Sarp ona bir güzel dirsek attı."Çekilsen Sarah'ı yukarı BEN taşıyacağım."dedi
Oğuz hemen kendini toparladı."İyi.İstersen bir de yumruk at."dedi
"Abi."diye karşı çıktı Gökçe.
Oğuz kenara çekildi.Sarp Sarah'ı sırtına aldı ve onu misafir odasına götürdü.
Yatağına bıraktı.
Gökçe"Çıksan diyorum.Kıyafetleri sayende ıslandı."diye Sarp'ı odadan kovaladı.
Sarah'ın üstünü değiştirmesinde yardımcı oldu.
"Şimdi nasılsın?"
"Daha iyiyim."
Sarah aklına az önce boğulmayı dileği geldi ve kendine küfretti.Neden böyle oluyordu?Kötü dilekleri kabul olmakta çok iyiydi.

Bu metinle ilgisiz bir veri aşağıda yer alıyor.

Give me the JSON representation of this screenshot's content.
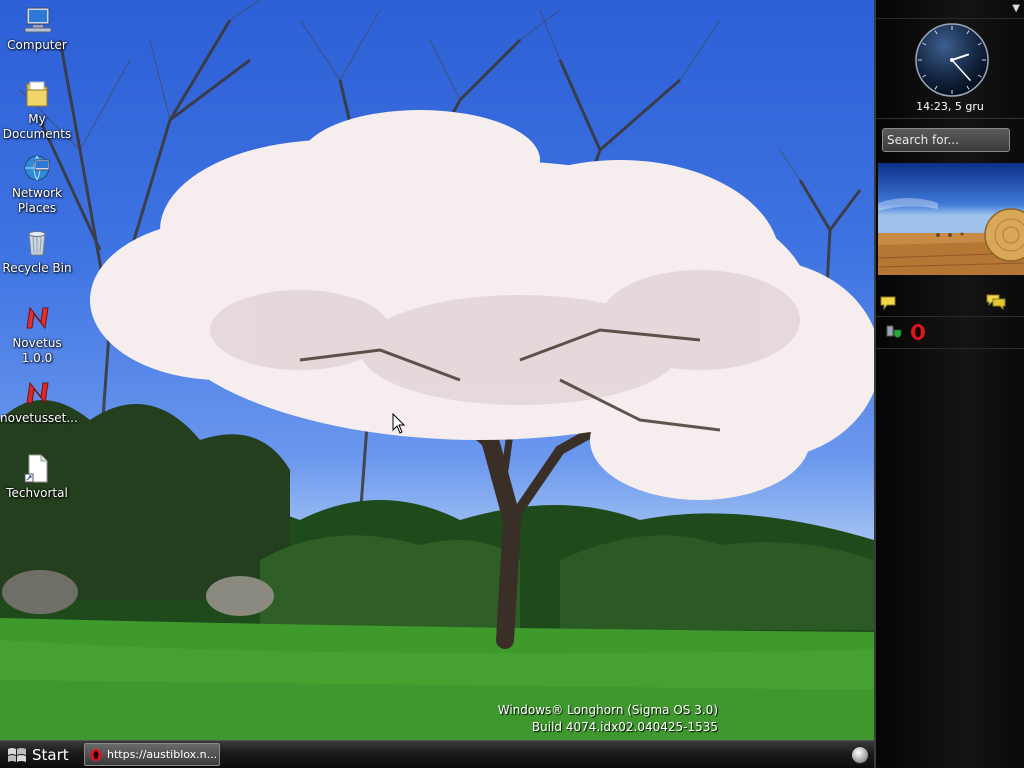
{
  "desktop": {
    "icons": [
      {
        "name": "computer-icon",
        "label": "Computer"
      },
      {
        "name": "my-documents-icon",
        "label": "My Documents"
      },
      {
        "name": "network-places-icon",
        "label": "Network Places"
      },
      {
        "name": "recycle-bin-icon",
        "label": "Recycle Bin"
      },
      {
        "name": "novetus-icon",
        "label": "Novetus 1.0.0"
      },
      {
        "name": "novetusset-icon",
        "label": "novetusset..."
      },
      {
        "name": "techvortal-icon",
        "label": "Techvortal"
      }
    ],
    "watermark": {
      "line1": "Windows® Longhorn (Sigma OS 3.0)",
      "line2": "Build 4074.idx02.040425-1535"
    }
  },
  "sidebar": {
    "clock": {
      "text": "14:23, 5 gru",
      "hour": 14,
      "minute": 23
    },
    "search": {
      "placeholder": "Search for..."
    },
    "slideshow": {
      "image": "hay-bale-field"
    },
    "feeds": {
      "icons": [
        "feed-bubble-icon",
        "feed-bubbles-icon"
      ]
    },
    "tray": {
      "icons": [
        "security-shield-icon",
        "opera-icon"
      ]
    }
  },
  "taskbar": {
    "start_label": "Start",
    "window_button": {
      "label": "https://austiblox.n...",
      "icon": "opera-icon"
    }
  },
  "colors": {
    "sky": "#3f74e2",
    "grass": "#3f9a2c",
    "blossom": "#f6eeee",
    "sidebar": "#0e0e0e",
    "taskbar": "#1b1b1b"
  }
}
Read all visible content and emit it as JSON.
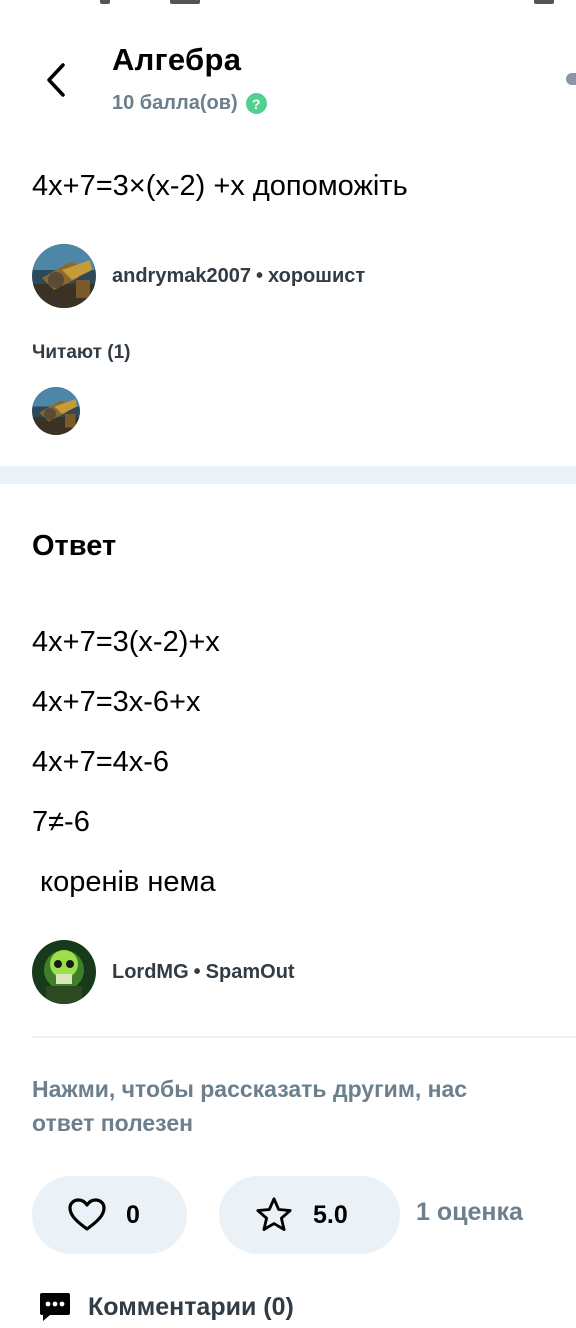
{
  "header": {
    "subject": "Алгебра",
    "points": "10 балла(ов)",
    "help_symbol": "?"
  },
  "question": {
    "text": "4x+7=3×(x-2) +x допоможіть",
    "author": "andrymak2007",
    "author_rank": "хорошист"
  },
  "readers": {
    "label": "Читают (1)"
  },
  "answer": {
    "title": "Ответ",
    "lines": [
      "4x+7=3(x-2)+x",
      "4x+7=3x-6+x",
      "4x+7=4x-6",
      "7≠-6",
      " коренів нема"
    ],
    "author": "LordMG",
    "author_rank": "SpamOut"
  },
  "share": {
    "text_line1": "Нажми, чтобы рассказать другим, нас",
    "text_line2": "ответ полезен"
  },
  "actions": {
    "likes": "0",
    "rating": "5.0",
    "rating_count": "1 оценка"
  },
  "comments": {
    "label": "Комментарии (0)"
  },
  "colors": {
    "accent_green": "#4fd190",
    "muted_text": "#6b7f8d",
    "band": "#ebf2f7"
  },
  "icons": [
    "back-chevron-icon",
    "help-icon",
    "heart-icon",
    "star-icon",
    "comment-icon"
  ]
}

"Havalı olsalar da bazen hava fazla geliyor bunlara."dedi Gökçe
Sarah güldü.
"Ne var?Doğru ama.Gaz kaçağı yapıyor bunlarda."
Onlar konuşurken koridorda ağlama sesi duyuldu.Işıl ağlıyordu.
"Ben yaşamak istemiyorum ki...Karnımdaki bebeği nasıl yaşatacağım?"diyordu.